View From a Height
Commentary from the Mile High City
Thursday, September 02, 2004


So, after all that bellyaching about the off-road road, I went ahead and took another one from Gateway, CO to Castleton, UT. It let me off near UT-128. Utah 128 is phenominal, hugging the Colorado River because it has no choice, there being redrock canyon walls in the way. Sage got a chance to swim in the Colorado. He likes swimming against the current, but when he started to lose ground, I called him over to the bank. Lost Dog is worse than Wet Dog, and it was starting to get late, and the sun had dropped behind the canyon wall. Also, while I couldn't care less what Principal Pataki had to say, I did want to hear The Most Important Speech of Bush's Political Career.

Afterwards, I took the dog out for a stroll, mostly to dry him off, and to enjoy the night air. Moab itself it pretty Blue, although I did see a California SUV with a Bush-Cheney '04 bumper sticker. Its paint job appeared to be intact. Passed a bookstore, with its predictably prominent display of that modern-day Burke and Locke, Franken and Moore.

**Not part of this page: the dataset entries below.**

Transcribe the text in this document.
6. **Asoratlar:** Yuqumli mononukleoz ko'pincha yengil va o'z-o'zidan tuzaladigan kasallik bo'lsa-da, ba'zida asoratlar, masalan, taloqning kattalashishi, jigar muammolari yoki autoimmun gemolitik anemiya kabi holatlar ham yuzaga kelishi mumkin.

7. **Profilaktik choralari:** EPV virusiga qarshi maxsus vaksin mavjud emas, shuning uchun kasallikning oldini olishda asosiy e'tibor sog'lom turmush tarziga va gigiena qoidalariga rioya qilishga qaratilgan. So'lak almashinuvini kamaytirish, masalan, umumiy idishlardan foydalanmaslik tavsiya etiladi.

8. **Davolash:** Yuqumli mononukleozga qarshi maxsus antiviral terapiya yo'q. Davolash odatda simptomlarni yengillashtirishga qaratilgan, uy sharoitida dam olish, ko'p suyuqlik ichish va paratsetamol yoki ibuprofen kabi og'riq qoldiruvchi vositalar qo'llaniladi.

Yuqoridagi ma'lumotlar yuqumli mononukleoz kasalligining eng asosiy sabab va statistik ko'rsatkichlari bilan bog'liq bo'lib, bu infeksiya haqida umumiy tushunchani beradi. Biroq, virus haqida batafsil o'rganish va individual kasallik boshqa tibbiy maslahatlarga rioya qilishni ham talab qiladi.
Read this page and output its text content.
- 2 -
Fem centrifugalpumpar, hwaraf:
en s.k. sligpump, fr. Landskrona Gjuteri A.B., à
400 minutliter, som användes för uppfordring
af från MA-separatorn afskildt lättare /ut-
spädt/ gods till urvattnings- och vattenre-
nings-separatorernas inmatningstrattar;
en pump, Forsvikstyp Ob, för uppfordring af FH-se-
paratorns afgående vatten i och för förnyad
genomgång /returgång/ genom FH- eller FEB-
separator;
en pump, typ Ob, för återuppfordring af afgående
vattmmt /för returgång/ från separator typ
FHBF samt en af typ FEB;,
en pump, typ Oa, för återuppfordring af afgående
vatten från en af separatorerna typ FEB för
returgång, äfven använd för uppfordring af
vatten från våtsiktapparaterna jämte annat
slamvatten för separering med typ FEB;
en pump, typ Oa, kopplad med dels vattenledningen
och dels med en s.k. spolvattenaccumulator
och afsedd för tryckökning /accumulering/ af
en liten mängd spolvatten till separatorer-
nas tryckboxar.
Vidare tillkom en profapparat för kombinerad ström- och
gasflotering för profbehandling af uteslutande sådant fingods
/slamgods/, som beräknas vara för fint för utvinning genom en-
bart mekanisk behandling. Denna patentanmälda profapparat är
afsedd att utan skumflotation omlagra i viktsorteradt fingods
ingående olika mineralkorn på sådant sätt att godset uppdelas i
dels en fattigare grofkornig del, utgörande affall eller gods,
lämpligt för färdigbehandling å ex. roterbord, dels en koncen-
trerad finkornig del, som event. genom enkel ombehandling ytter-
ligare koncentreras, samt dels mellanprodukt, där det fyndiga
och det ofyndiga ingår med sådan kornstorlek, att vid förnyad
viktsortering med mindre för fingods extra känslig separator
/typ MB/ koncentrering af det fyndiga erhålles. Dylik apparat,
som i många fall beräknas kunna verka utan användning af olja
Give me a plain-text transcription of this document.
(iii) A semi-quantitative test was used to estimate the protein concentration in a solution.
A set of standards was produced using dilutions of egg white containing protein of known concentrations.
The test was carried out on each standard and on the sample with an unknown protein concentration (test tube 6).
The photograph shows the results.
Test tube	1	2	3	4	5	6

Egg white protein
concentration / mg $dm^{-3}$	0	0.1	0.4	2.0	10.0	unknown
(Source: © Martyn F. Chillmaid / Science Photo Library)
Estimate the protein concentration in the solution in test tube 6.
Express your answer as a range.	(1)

I wouldn't be surprised if someone were asking "Hey Dude, Where's My Moab?", since this place isn't immune to the Remote Sprawl noted below. Except that there doesn't appear to be any Ur-Moab around to have been usurped. If there was one, it's been buried long ago. Moab is probably much too "now" to care what it looked like in 1930, anyway.

There's Tourist Moab, the X-Games wannabe Moab, the Bike Shop/Arches/Minnetonka-Moccasin/Tom-Till/Jeep Tour/River Raft Moab. And there's Moab for the Moabites, the Walker Drug/City Market/Gas Station Moab. None of that looks any older than 1950. (No, James, it's not there any more.)

I walked all the way up to Resident Moab, the City Market, which had just closed. There was a malamute tied up outside. A couple of blocks into the walk back, I saw the malamute on a flatbed being towed by a man on a bicycle. Why he was hauling the dog, rather than hooking a dog, a husky derivative of all things, up to a cart, is a mystery.

The Diner looks about 1940, but may be a little older. As I walked up to check their hours, an efficient young lady wordlessly locked the door from the inside, answering my question while saving herself the trouble.

I've noticed that, for all their crunchiness, Moabites are not a particularly friendly lot. As befits their name. (Along those lines, two Israeli friends of mine spent a Tisha B'Av here once. If you understand, it's very funny. If you don't, it'll take too long to explain.) Of course, most of my experience has been with beneficiaries of the omnipresent College Student Bracero Program used by most western tourist towns. Actual Moabites may vary.

Tomorrow: Home. It's still all in the route.